Stéphane Audoin-Rouzeau and Annette Becker, 14–18: Understanding the Great War (New York: Hill & Wang), 280 pp., $24.00, ISBN 0-8090-4643-1.
Jeremy Black, ed., War in the Modern World since 1815 (London: Routledge, 2003), 268 pp., £18.99, ISBN 0-415-25140-0.
Gail Braybon, ed., Evidence, History, and the Great War: Historians and the Impact of 1914–18 (Oxford: Berghahn, 2003), 304 pp., £50.00, ISBN 1-57181-726-7.
Roger Chickering and Stig Förster, eds., The Shadows of Total War: Europe, East Asia, and the United States, 1919–1939 (Washington, DC, and Cambridge: German Historical Institute and Cambridge University Press, 2003), 364 pp., $60.00, ISBN 0-521-81236-4.
Andrew Green, Writing the Great War: Sir James Edmonds and the Official Histories, 1915–48 (London: Frank Cass, 2003), 200 pp., £19.99, ISBN 0-7146-8430-9.
John H. Morrow Jr, The Great War: An Imperial History (New York: Routledge, 2003), 352 pp., $27.50, ISBN 0-415-20439-9.
Mario Morselli, Caporetto, 1917: Victory or Defeat? (London: Frank Cass, 2000), 176 pp., £65.00 (hb), ISBN 0-714-65073-0.
Gary Sheffield, Forgotten Victory: The First World War, Myths and Realities (London: Headline, 2001), 318 pp., £7.99, ISBN 0-747-27157-7.

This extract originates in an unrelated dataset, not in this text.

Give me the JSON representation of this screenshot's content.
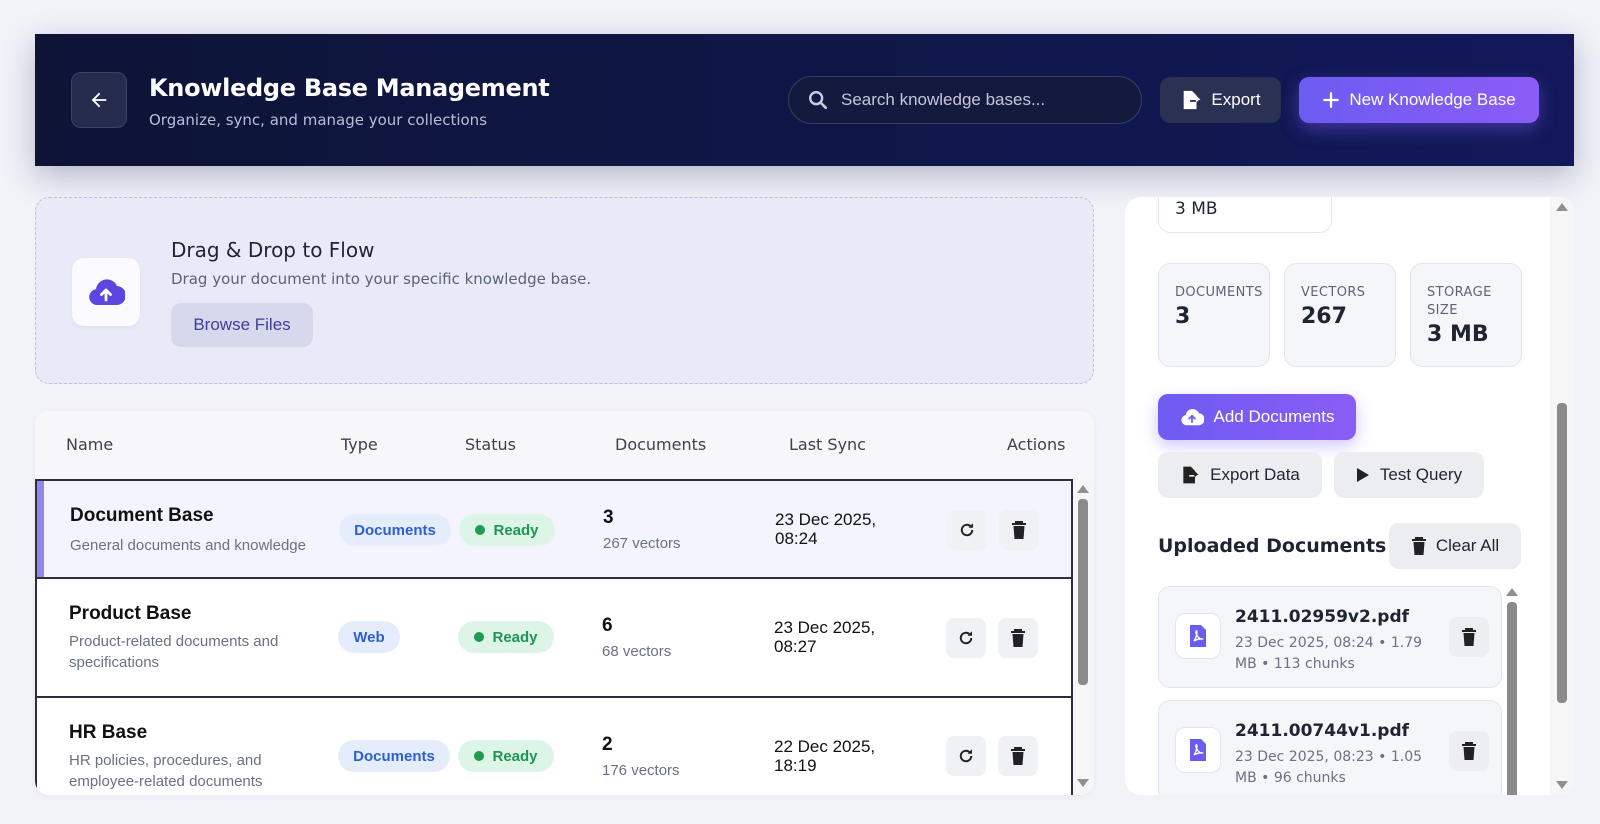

The powers of Europe fought the Great War for more than four years, but it took France fifteen years to write its official history, Germany nineteen years, and the United Kingdom an astonishing twenty-six years. These works, moreover, encompass only land operations and fill twenty-three extraordinarily detailed volumes for France, an equal number for Great Britain, and fourteen volumes for Germany. The time and energy needed to compile the thousands of necessary documents, organise that data, and construct the interpretations reflect both the enormity of the war itself and the difficulty of finding meaning in an event that so deeply shook the continent.